Cramb explains that when a tumour hits a certain size, it has to build more blood vessels around itself. These blood vessels are like any others that would be developing in any embryonic organism. The walls of the blood vessels aren’t completely sealed; they have little holes or “windows” that small particles can get through.
For years, nanoscientists have been unable to figure out the perfect shape, size and charge of a nanoparticle, to allow it to get through these windows. However, Cramb and his team’s study suggest they have found a method to develop the right nanoparticles.
“We have made some discoveries that people probably haven’t thought about before,” Cramb said, “The kind of data and understanding we have can be applied generally to anybody who is trying to make new nanoparticles for drug delivery.”
There are a number of nanotechnology products in the clinical market for treating cancer within the United States.

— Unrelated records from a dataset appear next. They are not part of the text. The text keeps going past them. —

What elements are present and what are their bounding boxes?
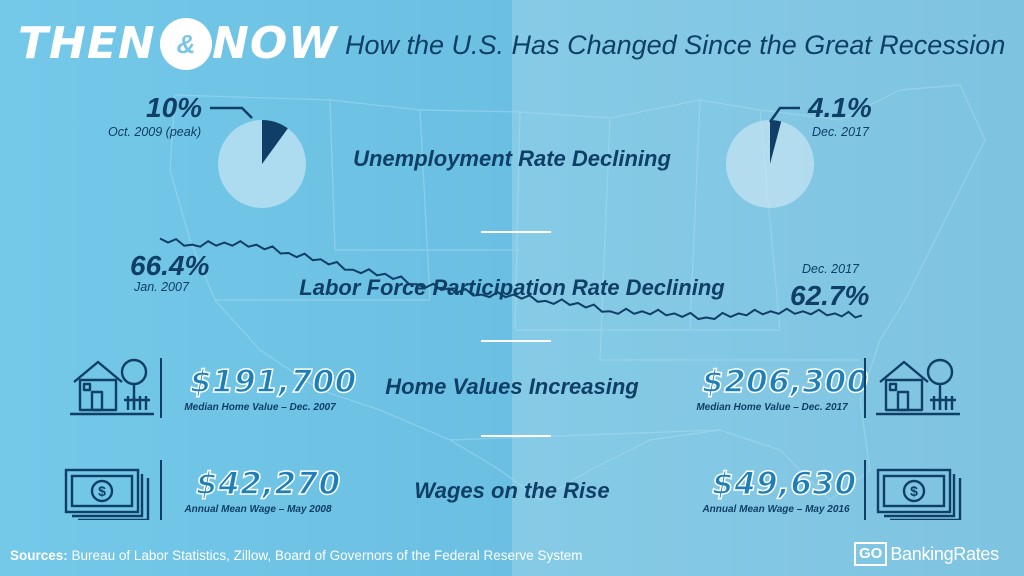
home-now-label: Median Home Value – Dec. 2017 [696, 402, 848, 413]
title-then: THEN [18, 18, 156, 69]
gobankingrates-logo: GO BankingRates [854, 541, 999, 567]
unemployment-then-value: 10% [146, 92, 203, 123]
unemployment-then-pie [218, 120, 306, 208]
wages-title: Wages on the Rise [414, 478, 610, 503]
dollar-bill-icon: $ [64, 468, 150, 520]
unemployment-now-value: 4.1% [808, 92, 872, 123]
wages-then-bar [160, 460, 162, 520]
title-ampersand: & [160, 18, 212, 70]
home-now-value: $206,300 [701, 363, 869, 401]
divider-1 [481, 231, 551, 233]
house-icon [70, 358, 154, 416]
home-then-bar [160, 358, 162, 418]
labor-end-label: Dec. 2017 [802, 262, 859, 276]
wages-then-value: $42,270 [195, 465, 341, 503]
page-subtitle: How the U.S. Has Changed Since the Great… [345, 30, 1006, 60]
dollar-bill-icon: $ [876, 468, 962, 520]
title-now: NOW [212, 18, 338, 69]
wages-now-bar [864, 460, 866, 520]
divider-2 [481, 340, 551, 342]
svg-text:$: $ [910, 483, 918, 499]
unemployment-now-pie [726, 120, 814, 208]
wages-then-label: Annual Mean Wage – May 2008 [184, 504, 332, 515]
labor-start-label: Jan. 2007 [134, 280, 189, 294]
unemployment-then-label: Oct. 2009 (peak) [108, 125, 202, 139]
unemployment-title: Unemployment Rate Declining [353, 146, 671, 171]
wages-now-label: Annual Mean Wage – May 2016 [702, 504, 850, 515]
labor-end-value: 62.7% [790, 280, 870, 311]
unemployment-now-label: Dec. 2017 [812, 125, 869, 139]
house-icon [876, 358, 960, 416]
logo-bankingrates: BankingRates [890, 543, 999, 564]
divider-3 [481, 435, 551, 437]
sources-label: Sources: [10, 548, 68, 563]
labor-start-value: 66.4% [130, 250, 210, 281]
home-then-value: $191,700 [189, 363, 357, 401]
labor-title: Labor Force Participation Rate Declining [299, 275, 725, 300]
home-now-bar [864, 358, 866, 418]
svg-text:$: $ [98, 483, 106, 499]
sources-text: Bureau of Labor Statistics, Zillow, Boar… [71, 548, 583, 563]
home-then-label: Median Home Value – Dec. 2007 [184, 402, 336, 413]
home-title: Home Values Increasing [385, 374, 639, 399]
logo-go: GO [854, 542, 888, 566]
pie-now-slice [770, 120, 782, 164]
pie-then-slice [262, 120, 288, 164]
sources-line: Sources: Bureau of Labor Statistics, Zil… [10, 548, 583, 563]
wages-now-value: $49,630 [711, 465, 857, 503]
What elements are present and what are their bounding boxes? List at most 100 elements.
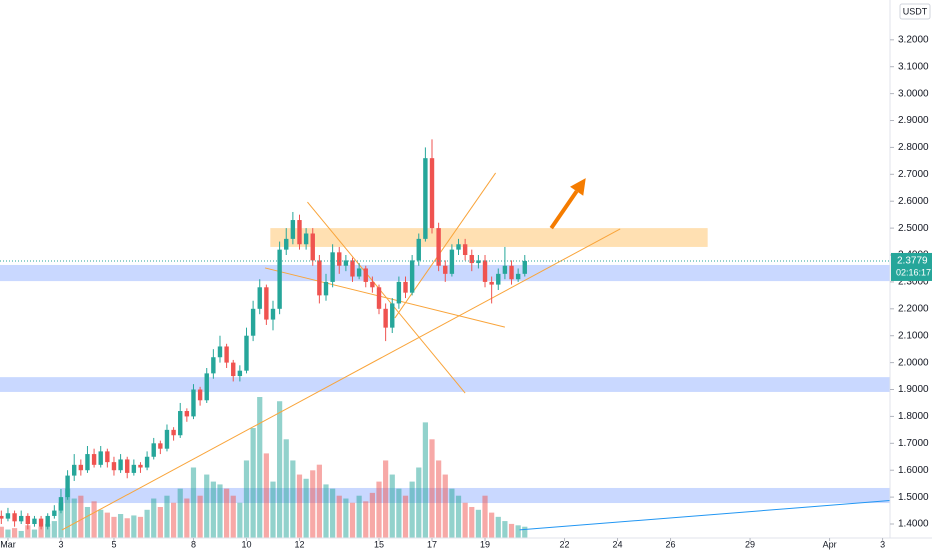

However in Canada, clinical studies are only taking place in British Columbia.
Warren Chan, an associate professor at the University of Toronto in the Institute of Biomaterials and Biomedical Engineering, helped create the materials that aided Cramb’s study. He believes there will be a large movement of towards nanotechnology medicine in Canada.
“Nanotechnology can have a huge potential to impact medicine,” Chan said. “Within the next few years I think there should be a number of new products entering clinical trials from Canada.”
Cancer survivor David Luong hopes Chan and Cramb are right about this. Luong needed chemotherapy at age 11, when he was diagnosed with a rare form of liver cancer.
The chemotherapy took serious and long-term effects on his body, leaving him unable to eat throughout treatment which drastically affected his health.
The side effects of chemotherapy still exist in his life. He is unable to do anything that causes stress to his heart, and continues to visit the hospital every year.
“If I was treated with nanotech instead of chemo,” says Luong, “I think I would not have to visit the hospital annually anymore.”